Ropes & Gray has represented clients in regulatory enforcement and civil litigation matters triggered by many of the largest and most highly publicized cybersecurity incidents that companies have faced.
Our attorneys skillfully navigate the complicated web of federal, state and international regimes that make up the cybersecurity regulatory environment. We frequently represent clients in responding to US federal and state regulatory investigations into cybersecurity incidents and the collection, use and protection of consumer information, and we have served as global coordinating counsel in worldwide regulatory investigations for some of the world’s most recognized brands. In cases where those regulatory investigations lead to enforcement actions, we are fully prepared to represent our clients’ interests in court, having represented Wyndham and LabMD in two of the best known litigated cases arising from regulatory investigations of cybersecurity incidents.
We also have unparalleled experience defending clients in the civil litigation that often follows a major cybersecurity incident or alleged privacy violation. This especially includes large class actions, where plaintiffs seek monetary recovery and attorneys fees for claimed injuries allegedly resulting from the breach or from the collection or use of consumer information.

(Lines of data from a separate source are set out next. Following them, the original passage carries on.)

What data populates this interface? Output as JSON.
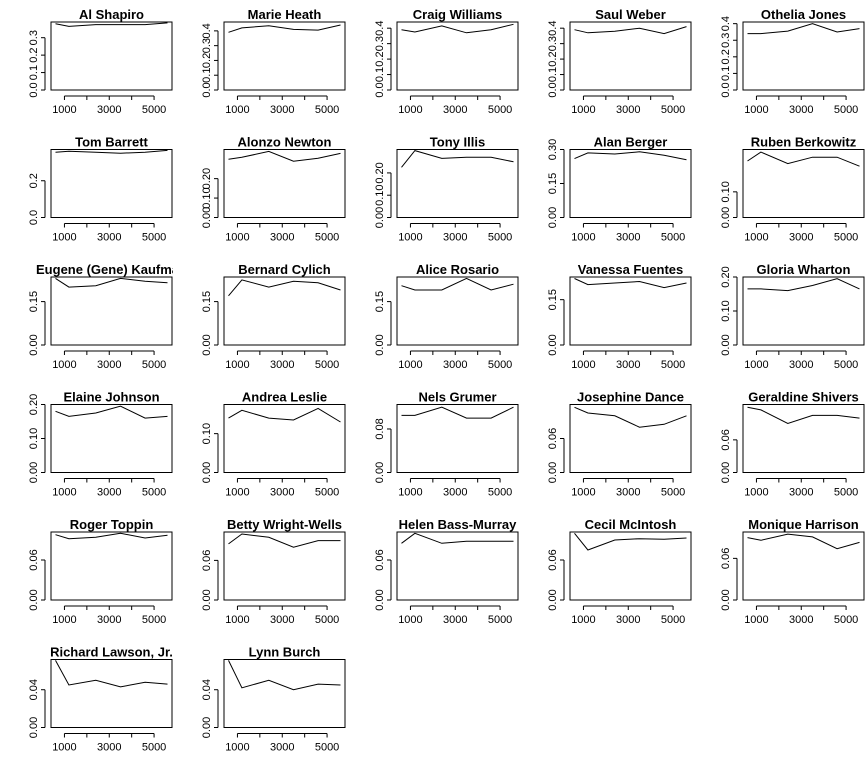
{
  "chart_data": [
    {
      "type": "line",
      "title": "Al Shapiro",
      "x": [
        600,
        1200,
        2400,
        3500,
        4600,
        5600
      ],
      "values": [
        0.38,
        0.365,
        0.375,
        0.375,
        0.375,
        0.385
      ],
      "ylim": [
        0,
        0.39
      ],
      "yticks": [
        "0.0",
        "0.1",
        "0.2",
        "0.3"
      ],
      "yticks_v": [
        0,
        0.1,
        0.2,
        0.3
      ],
      "xticks": [
        "1000",
        "3000",
        "5000"
      ],
      "xticks_v": [
        1000,
        3000,
        5000
      ]
    },
    {
      "type": "line",
      "title": "Marie Heath",
      "x": [
        600,
        1200,
        2400,
        3500,
        4600,
        5600
      ],
      "values": [
        0.39,
        0.42,
        0.435,
        0.41,
        0.405,
        0.44
      ],
      "ylim": [
        0,
        0.46
      ],
      "yticks": [
        "0.0",
        "0.1",
        "0.2",
        "0.3",
        "0.4"
      ],
      "yticks_v": [
        0,
        0.1,
        0.2,
        0.3,
        0.4
      ],
      "xticks": [
        "1000",
        "3000",
        "5000"
      ],
      "xticks_v": [
        1000,
        3000,
        5000
      ]
    },
    {
      "type": "line",
      "title": "Craig Williams",
      "x": [
        600,
        1200,
        2400,
        3500,
        4600,
        5600
      ],
      "values": [
        0.39,
        0.375,
        0.415,
        0.37,
        0.39,
        0.425
      ],
      "ylim": [
        0,
        0.44
      ],
      "yticks": [
        "0.0",
        "0.1",
        "0.2",
        "0.3",
        "0.4"
      ],
      "yticks_v": [
        0,
        0.1,
        0.2,
        0.3,
        0.4
      ],
      "xticks": [
        "1000",
        "3000",
        "5000"
      ],
      "xticks_v": [
        1000,
        3000,
        5000
      ]
    },
    {
      "type": "line",
      "title": "Saul Weber",
      "x": [
        600,
        1200,
        2400,
        3500,
        4600,
        5600
      ],
      "values": [
        0.39,
        0.37,
        0.38,
        0.4,
        0.365,
        0.41
      ],
      "ylim": [
        0,
        0.44
      ],
      "yticks": [
        "0.0",
        "0.1",
        "0.2",
        "0.3",
        "0.4"
      ],
      "yticks_v": [
        0,
        0.1,
        0.2,
        0.3,
        0.4
      ],
      "xticks": [
        "1000",
        "3000",
        "5000"
      ],
      "xticks_v": [
        1000,
        3000,
        5000
      ]
    },
    {
      "type": "line",
      "title": "Othelia Jones",
      "x": [
        600,
        1200,
        2400,
        3500,
        4600,
        5600
      ],
      "values": [
        0.34,
        0.34,
        0.355,
        0.4,
        0.35,
        0.37
      ],
      "ylim": [
        0,
        0.41
      ],
      "yticks": [
        "0.0",
        "0.1",
        "0.2",
        "0.3",
        "0.4"
      ],
      "yticks_v": [
        0,
        0.1,
        0.2,
        0.3,
        0.4
      ],
      "xticks": [
        "1000",
        "3000",
        "5000"
      ],
      "xticks_v": [
        1000,
        3000,
        5000
      ]
    },
    {
      "type": "line",
      "title": "Tom Barrett",
      "x": [
        600,
        1200,
        2400,
        3500,
        4600,
        5600
      ],
      "values": [
        0.355,
        0.36,
        0.355,
        0.35,
        0.355,
        0.365
      ],
      "ylim": [
        0,
        0.37
      ],
      "yticks": [
        "0.0",
        "0.2"
      ],
      "yticks_v": [
        0,
        0.2
      ],
      "xticks": [
        "1000",
        "3000",
        "5000"
      ],
      "xticks_v": [
        1000,
        3000,
        5000
      ]
    },
    {
      "type": "line",
      "title": "Alonzo Newton",
      "x": [
        600,
        1200,
        2400,
        3500,
        4600,
        5600
      ],
      "values": [
        0.3,
        0.31,
        0.34,
        0.29,
        0.305,
        0.33
      ],
      "ylim": [
        0,
        0.35
      ],
      "yticks": [
        "0.00",
        "0.10",
        "0.20"
      ],
      "yticks_v": [
        0,
        0.1,
        0.2
      ],
      "xticks": [
        "1000",
        "3000",
        "5000"
      ],
      "xticks_v": [
        1000,
        3000,
        5000
      ]
    },
    {
      "type": "line",
      "title": "Tony Illis",
      "x": [
        600,
        1200,
        2400,
        3500,
        4600,
        5600
      ],
      "values": [
        0.225,
        0.3,
        0.265,
        0.27,
        0.27,
        0.25
      ],
      "ylim": [
        0,
        0.305
      ],
      "yticks": [
        "0.00",
        "0.10",
        "0.20"
      ],
      "yticks_v": [
        0,
        0.1,
        0.2
      ],
      "xticks": [
        "1000",
        "3000",
        "5000"
      ],
      "xticks_v": [
        1000,
        3000,
        5000
      ]
    },
    {
      "type": "line",
      "title": "Alan Berger",
      "x": [
        600,
        1200,
        2400,
        3500,
        4600,
        5600
      ],
      "values": [
        0.26,
        0.285,
        0.28,
        0.29,
        0.275,
        0.255
      ],
      "ylim": [
        0,
        0.3
      ],
      "yticks": [
        "0.00",
        "0.15",
        "0.30"
      ],
      "yticks_v": [
        0,
        0.15,
        0.3
      ],
      "xticks": [
        "1000",
        "3000",
        "5000"
      ],
      "xticks_v": [
        1000,
        3000,
        5000
      ]
    },
    {
      "type": "line",
      "title": "Ruben Berkowitz",
      "x": [
        600,
        1200,
        2400,
        3500,
        4600,
        5600
      ],
      "values": [
        0.22,
        0.255,
        0.21,
        0.235,
        0.235,
        0.2
      ],
      "ylim": [
        0,
        0.265
      ],
      "yticks": [
        "0.00",
        "0.10"
      ],
      "yticks_v": [
        0,
        0.1
      ],
      "xticks": [
        "1000",
        "3000",
        "5000"
      ],
      "xticks_v": [
        1000,
        3000,
        5000
      ]
    },
    {
      "type": "line",
      "title": "Eugene (Gene) Kaufman",
      "x": [
        600,
        1200,
        2400,
        3500,
        4600,
        5600
      ],
      "values": [
        0.23,
        0.2,
        0.205,
        0.23,
        0.22,
        0.215
      ],
      "ylim": [
        0,
        0.235
      ],
      "yticks": [
        "0.00",
        "0.15"
      ],
      "yticks_v": [
        0,
        0.15
      ],
      "xticks": [
        "1000",
        "3000",
        "5000"
      ],
      "xticks_v": [
        1000,
        3000,
        5000
      ]
    },
    {
      "type": "line",
      "title": "Bernard Cylich",
      "x": [
        600,
        1200,
        2400,
        3500,
        4600,
        5600
      ],
      "values": [
        0.17,
        0.225,
        0.2,
        0.22,
        0.215,
        0.19
      ],
      "ylim": [
        0,
        0.235
      ],
      "yticks": [
        "0.00",
        "0.15"
      ],
      "yticks_v": [
        0,
        0.15
      ],
      "xticks": [
        "1000",
        "3000",
        "5000"
      ],
      "xticks_v": [
        1000,
        3000,
        5000
      ]
    },
    {
      "type": "line",
      "title": "Alice Rosario",
      "x": [
        600,
        1200,
        2400,
        3500,
        4600,
        5600
      ],
      "values": [
        0.205,
        0.19,
        0.19,
        0.23,
        0.19,
        0.21
      ],
      "ylim": [
        0,
        0.235
      ],
      "yticks": [
        "0.00",
        "0.15"
      ],
      "yticks_v": [
        0,
        0.15
      ],
      "xticks": [
        "1000",
        "3000",
        "5000"
      ],
      "xticks_v": [
        1000,
        3000,
        5000
      ]
    },
    {
      "type": "line",
      "title": "Vanessa Fuentes",
      "x": [
        600,
        1200,
        2400,
        3500,
        4600,
        5600
      ],
      "values": [
        0.22,
        0.2,
        0.205,
        0.21,
        0.19,
        0.205
      ],
      "ylim": [
        0,
        0.225
      ],
      "yticks": [
        "0.00",
        "0.15"
      ],
      "yticks_v": [
        0,
        0.15
      ],
      "xticks": [
        "1000",
        "3000",
        "5000"
      ],
      "xticks_v": [
        1000,
        3000,
        5000
      ]
    },
    {
      "type": "line",
      "title": "Gloria Wharton",
      "x": [
        600,
        1200,
        2400,
        3500,
        4600,
        5600
      ],
      "values": [
        0.165,
        0.165,
        0.16,
        0.175,
        0.195,
        0.165
      ],
      "ylim": [
        0,
        0.2
      ],
      "yticks": [
        "0.00",
        "0.10",
        "0.20"
      ],
      "yticks_v": [
        0,
        0.1,
        0.2
      ],
      "xticks": [
        "1000",
        "3000",
        "5000"
      ],
      "xticks_v": [
        1000,
        3000,
        5000
      ]
    },
    {
      "type": "line",
      "title": "Elaine Johnson",
      "x": [
        600,
        1200,
        2400,
        3500,
        4600,
        5600
      ],
      "values": [
        0.18,
        0.165,
        0.175,
        0.195,
        0.16,
        0.165
      ],
      "ylim": [
        0,
        0.2
      ],
      "yticks": [
        "0.00",
        "0.10",
        "0.20"
      ],
      "yticks_v": [
        0,
        0.1,
        0.2
      ],
      "xticks": [
        "1000",
        "3000",
        "5000"
      ],
      "xticks_v": [
        1000,
        3000,
        5000
      ]
    },
    {
      "type": "line",
      "title": "Andrea Leslie",
      "x": [
        600,
        1200,
        2400,
        3500,
        4600,
        5600
      ],
      "values": [
        0.14,
        0.16,
        0.14,
        0.135,
        0.165,
        0.13
      ],
      "ylim": [
        0,
        0.175
      ],
      "yticks": [
        "0.00",
        "0.10"
      ],
      "yticks_v": [
        0,
        0.1
      ],
      "xticks": [
        "1000",
        "3000",
        "5000"
      ],
      "xticks_v": [
        1000,
        3000,
        5000
      ]
    },
    {
      "type": "line",
      "title": "Nels Grumer",
      "x": [
        600,
        1200,
        2400,
        3500,
        4600,
        5600
      ],
      "values": [
        0.105,
        0.105,
        0.12,
        0.1,
        0.1,
        0.12
      ],
      "ylim": [
        0,
        0.125
      ],
      "yticks": [
        "0.00",
        "0.08"
      ],
      "yticks_v": [
        0,
        0.08
      ],
      "xticks": [
        "1000",
        "3000",
        "5000"
      ],
      "xticks_v": [
        1000,
        3000,
        5000
      ]
    },
    {
      "type": "line",
      "title": "Josephine Dance",
      "x": [
        600,
        1200,
        2400,
        3500,
        4600,
        5600
      ],
      "values": [
        0.115,
        0.105,
        0.1,
        0.08,
        0.085,
        0.1
      ],
      "ylim": [
        0,
        0.12
      ],
      "yticks": [
        "0.00",
        "0.06"
      ],
      "yticks_v": [
        0,
        0.06
      ],
      "xticks": [
        "1000",
        "3000",
        "5000"
      ],
      "xticks_v": [
        1000,
        3000,
        5000
      ]
    },
    {
      "type": "line",
      "title": "Geraldine Shivers",
      "x": [
        600,
        1200,
        2400,
        3500,
        4600,
        5600
      ],
      "values": [
        0.12,
        0.115,
        0.09,
        0.105,
        0.105,
        0.1
      ],
      "ylim": [
        0,
        0.125
      ],
      "yticks": [
        "0.00",
        "0.06"
      ],
      "yticks_v": [
        0,
        0.06
      ],
      "xticks": [
        "1000",
        "3000",
        "5000"
      ],
      "xticks_v": [
        1000,
        3000,
        5000
      ]
    },
    {
      "type": "line",
      "title": "Roger Toppin",
      "x": [
        600,
        1200,
        2400,
        3500,
        4600,
        5600
      ],
      "values": [
        0.098,
        0.092,
        0.094,
        0.1,
        0.093,
        0.097
      ],
      "ylim": [
        0,
        0.102
      ],
      "yticks": [
        "0.00",
        "0.06"
      ],
      "yticks_v": [
        0,
        0.06
      ],
      "xticks": [
        "1000",
        "3000",
        "5000"
      ],
      "xticks_v": [
        1000,
        3000,
        5000
      ]
    },
    {
      "type": "line",
      "title": "Betty Wright-Wells",
      "x": [
        600,
        1200,
        2400,
        3500,
        4600,
        5600
      ],
      "values": [
        0.085,
        0.1,
        0.095,
        0.08,
        0.09,
        0.09
      ],
      "ylim": [
        0,
        0.103
      ],
      "yticks": [
        "0.00",
        "0.06"
      ],
      "yticks_v": [
        0,
        0.06
      ],
      "xticks": [
        "1000",
        "3000",
        "5000"
      ],
      "xticks_v": [
        1000,
        3000,
        5000
      ]
    },
    {
      "type": "line",
      "title": "Helen Bass-Murray",
      "x": [
        600,
        1200,
        2400,
        3500,
        4600,
        5600
      ],
      "values": [
        0.085,
        0.1,
        0.085,
        0.088,
        0.088,
        0.088
      ],
      "ylim": [
        0,
        0.102
      ],
      "yticks": [
        "0.00",
        "0.06"
      ],
      "yticks_v": [
        0,
        0.06
      ],
      "xticks": [
        "1000",
        "3000",
        "5000"
      ],
      "xticks_v": [
        1000,
        3000,
        5000
      ]
    },
    {
      "type": "line",
      "title": "Cecil McIntosh",
      "x": [
        600,
        1200,
        2400,
        3500,
        4600,
        5600
      ],
      "values": [
        0.1,
        0.075,
        0.09,
        0.092,
        0.091,
        0.093
      ],
      "ylim": [
        0,
        0.102
      ],
      "yticks": [
        "0.00",
        "0.06"
      ],
      "yticks_v": [
        0,
        0.06
      ],
      "xticks": [
        "1000",
        "3000",
        "5000"
      ],
      "xticks_v": [
        1000,
        3000,
        5000
      ]
    },
    {
      "type": "line",
      "title": "Monique Harrison",
      "x": [
        600,
        1200,
        2400,
        3500,
        4600,
        5600
      ],
      "values": [
        0.09,
        0.086,
        0.095,
        0.091,
        0.074,
        0.083
      ],
      "ylim": [
        0,
        0.098
      ],
      "yticks": [
        "0.00",
        "0.06"
      ],
      "yticks_v": [
        0,
        0.06
      ],
      "xticks": [
        "1000",
        "3000",
        "5000"
      ],
      "xticks_v": [
        1000,
        3000,
        5000
      ]
    },
    {
      "type": "line",
      "title": "Richard Lawson, Jr.",
      "x": [
        600,
        1200,
        2400,
        3500,
        4600,
        5600
      ],
      "values": [
        0.071,
        0.045,
        0.05,
        0.043,
        0.048,
        0.046
      ],
      "ylim": [
        0,
        0.072
      ],
      "yticks": [
        "0.00",
        "0.04"
      ],
      "yticks_v": [
        0,
        0.04
      ],
      "xticks": [
        "1000",
        "3000",
        "5000"
      ],
      "xticks_v": [
        1000,
        3000,
        5000
      ]
    },
    {
      "type": "line",
      "title": "Lynn Burch",
      "x": [
        600,
        1200,
        2400,
        3500,
        4600,
        5600
      ],
      "values": [
        0.071,
        0.042,
        0.05,
        0.04,
        0.046,
        0.045
      ],
      "ylim": [
        0,
        0.072
      ],
      "yticks": [
        "0.00",
        "0.04"
      ],
      "yticks_v": [
        0,
        0.04
      ],
      "xticks": [
        "1000",
        "3000",
        "5000"
      ],
      "xticks_v": [
        1000,
        3000,
        5000
      ]
    }
  ]
}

Our clients in such matters include victims of some of the largest cybersecurity incidents involving personal information to date, facing claims by individual consumers, financial institutions, card brands and shareholders. We also represent clients confronted by alleged privacy violations, such as alleged unlawful workarounds for third-party cookies and alleged violations of the Telephone Consumer Protection Act.
A pioneer in cybersecurity litigation, Ropes & Gray is the only firm to have litigated against Visa and MasterCard regarding the lawfulness of fines, fees and assessments they impose following a cybersecurity incident.
From very early on as cybersecurity incidents began to make an impact on global commerce, Ropes & Gray’s attorneys have been developing their extensive experience in privacy and cybersecurity regulatory enforcement and civil litigation, including in some of the highest profile cybersecurity incidents with hundreds of millions of dollars as stake. These representations have been on behalf of clients throughout the United States; we have defended clients in the courts of Arizona, California, Delaware, Florida, Georgia, Illinois, Indiana, Massachusetts, Minnesota, Missouri, New Hampshire, New Jersey, New York, Ohio, Tennessee, and Texas, and before the First, Third, Fifth, Sixth, Eighth, and Eleventh Circuits; before the FTC, Office of Civil Rights, and virtually every Attorney General’s office and many state officials; and in regard to non-U.S. regulatory investigations in Australia, Brazil, Canada, Hong Kong, Ireland, Japan, and the United Kingdom. Our most substantial representations of this sort include:
- LabMD in its petition to the U.S. Court of Appeals for review of the first FTC decision holding a company liable for allegedly having unreasonable data security practices that violate Section 5 of the FTC Act.
- A multinational advertising and public relations company in class action litigation and regulatory investigations related to an alleged “workaround” by which third-party cookies could be set on browsers that had been configured to deny such cookies.
- Supervalu Inc. in defending and responding to all litigation claims and regulatory inquiries stemming from cybersecurity incidents announced in 2014.
- Multiple clients in diverse industries in defending against payment card brand claims seeking to impose fines and issuing bank reimbursement assessments arising from cybersecurity incidents involving payment card data. Such clients include TJX, Hannaford Brothers, Heartland, Wyndham Hotels, Target, Neiman Marcus, Aldo, Hilton, Landry’s, Destination Hotels, Sally Beauty, Supervalu, Home Depot, and Arby’s.
- Arby’s Restaurant Group as lead counsel in defending against all third-party claims, including the pending issuer and consumer class actions, arising from a cyber incident announced in February 2017.